Figure 3. CRF-induced CREB phosphorylation occurs independently of the AC/cAMP/PKA pathway.

(A) A PKA-specific concentration of the protein kinase inhibitor H89 (2 µM) failed to block CRF-induced CREB phosphorylation, but attenuated forskolin (FSK)-induced CREB phosphorylation (F = 35.78). (B) In the presence of the phosphodiesterase inhibitor IBMX (75 µM), CRF (40 nM) failed to increase cAMP during the time-course in which it increases pCREB. The β-adrenergic receptor agonist isoproterenol (ISO; 10 µM) was used as a positive control (F = 3226). (C) Several concentrations of CRF up to and including 400 nM failed to increase cAMP accumulation (in the presence of IBMX). (D) Inhibiting AC activity with SQ22536 (90 µM) completely blocked ISO-induced cAMP accumulation (F = 101.4). (E) Inhibition of AC with SQ22536 had no effect on CRF-induced CREB phosphorylation (F = 17.10).

Figure 4. CRF-induced CREB phosphorylation occurs via a MEK/MAPK-dependent mechanism.

(A) The CaMK inhibitor KN-93 (2 µM) did not affect CRF-induced CREB phosphorylation (F = 17.65). (B) CRF-induced CREB phosphorylation was blocked by the MEK antagonist U0126 (10 µM; F = 11.97). (C) The L-type Ca²⁺ channel blocker nifedipine (5 µM) had no effect on CRF-induced CREB phosphorylation (F = 18.50). (D) Chelating intracellular calcium with BAPTA-AM (30 min incubation with 5 µM) failed to block CRF-induced CREB phosphorylation (F = 12.72).

Figure 5. CRF-induced CREB phosphorylation occurs via a Gβγ-dependent mechanism.
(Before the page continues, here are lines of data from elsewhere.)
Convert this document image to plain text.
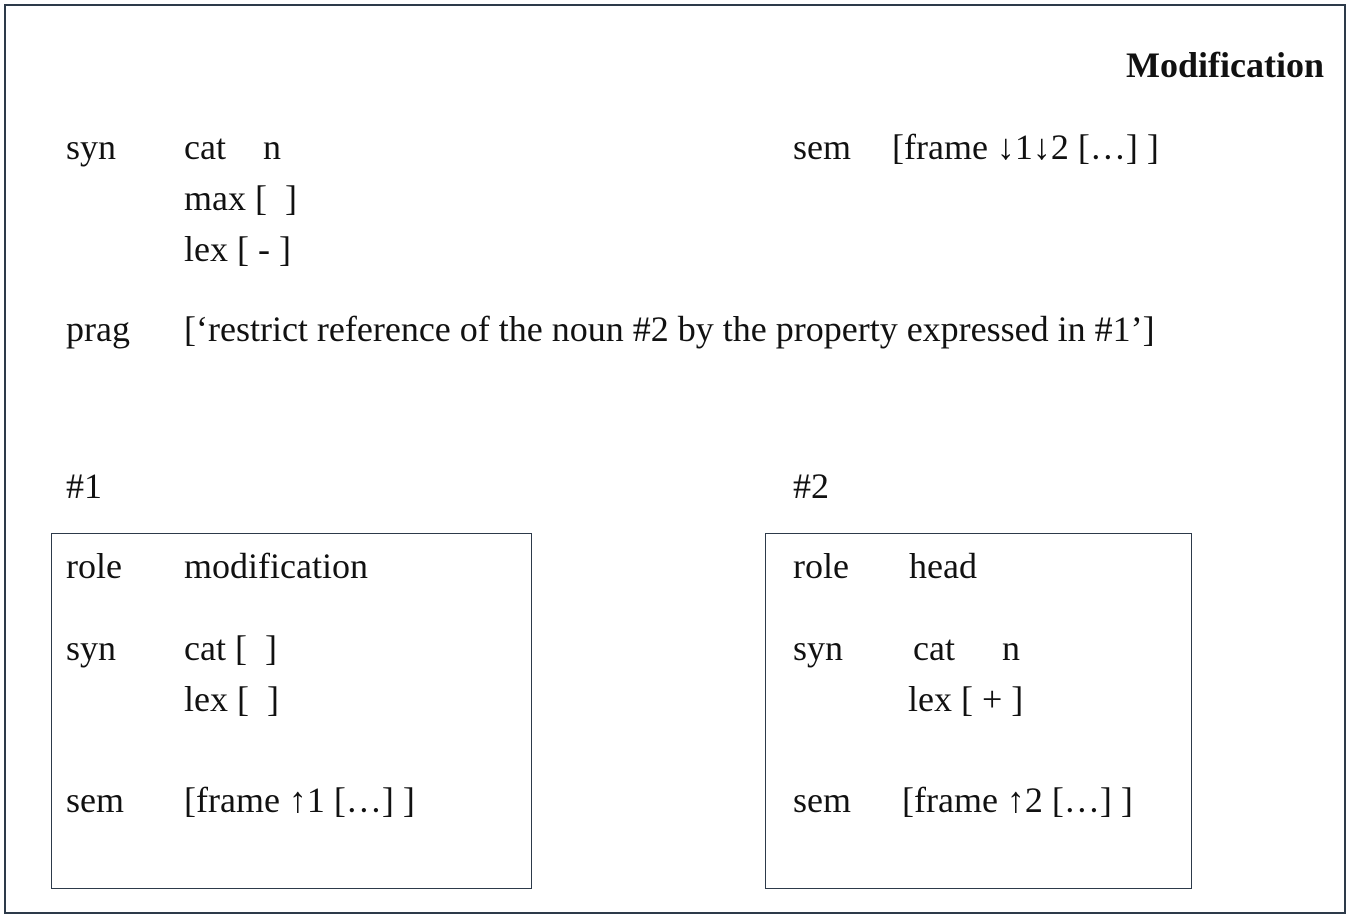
Modification
syn cat n
max [  ]
lex [ - ]
sem [frame ↓1↓2 […] ]
prag [‘restrict reference of the noun #2 by the property expressed in #1’]
#1	#2
role modification
syn cat [  ]
lex [  ]
sem [frame ↑1 […] ]
role head
syn cat n
lex [ + ]
sem [frame ↑2 […] ]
(A) The Gβγ-specific blocker gallein (75 µM) eliminated CRF-induced CREB phosphorylation (F = 6.13). (B) In contrast, gallein had no effect on CREB phosphorylation induced by the β-adrenergic receptor agonist, isoproterenol (F = 16.83). (C) An additional Gβγ blocker (M119; 5 µM) also eliminated CRF-induced CREB phosphorylation (F = 27.96). (D) Neurons transfected mCherry and the Gβγ inhibitory peptide Grk2i failed to exhibit CRF-induced CREB phosphorylation (F = 11.26).

Figure 6. CRFR1 couples to Gα_s in striatal neurons.

(A) Pre-treatment with pertussis toxin (PTX; 500 ng/mL) did not affect CRF-induced pCREB (F = 11.10). (B) CTX blocked CRF-induced CREB phosphorylation, but had no effect on MAPK-dependent CREB phosphorylation induced by depolarization (60 K; F = 35.15). (C) CRF (4 µM) increased cAMP concentrations in the presence of the cholesterol chelator methyl-β-cyclodextrin (MβCD; 10 mM).

Figure 7. Proposed mechanism of CRF-induced CREB phosphorylation in striatal neurons.

CRF binds to Gα_s-coupled CRFR1, leading to a Gβγ-dependent activation of MEK and MAPK, resulting in downstream CREB phosphorylation.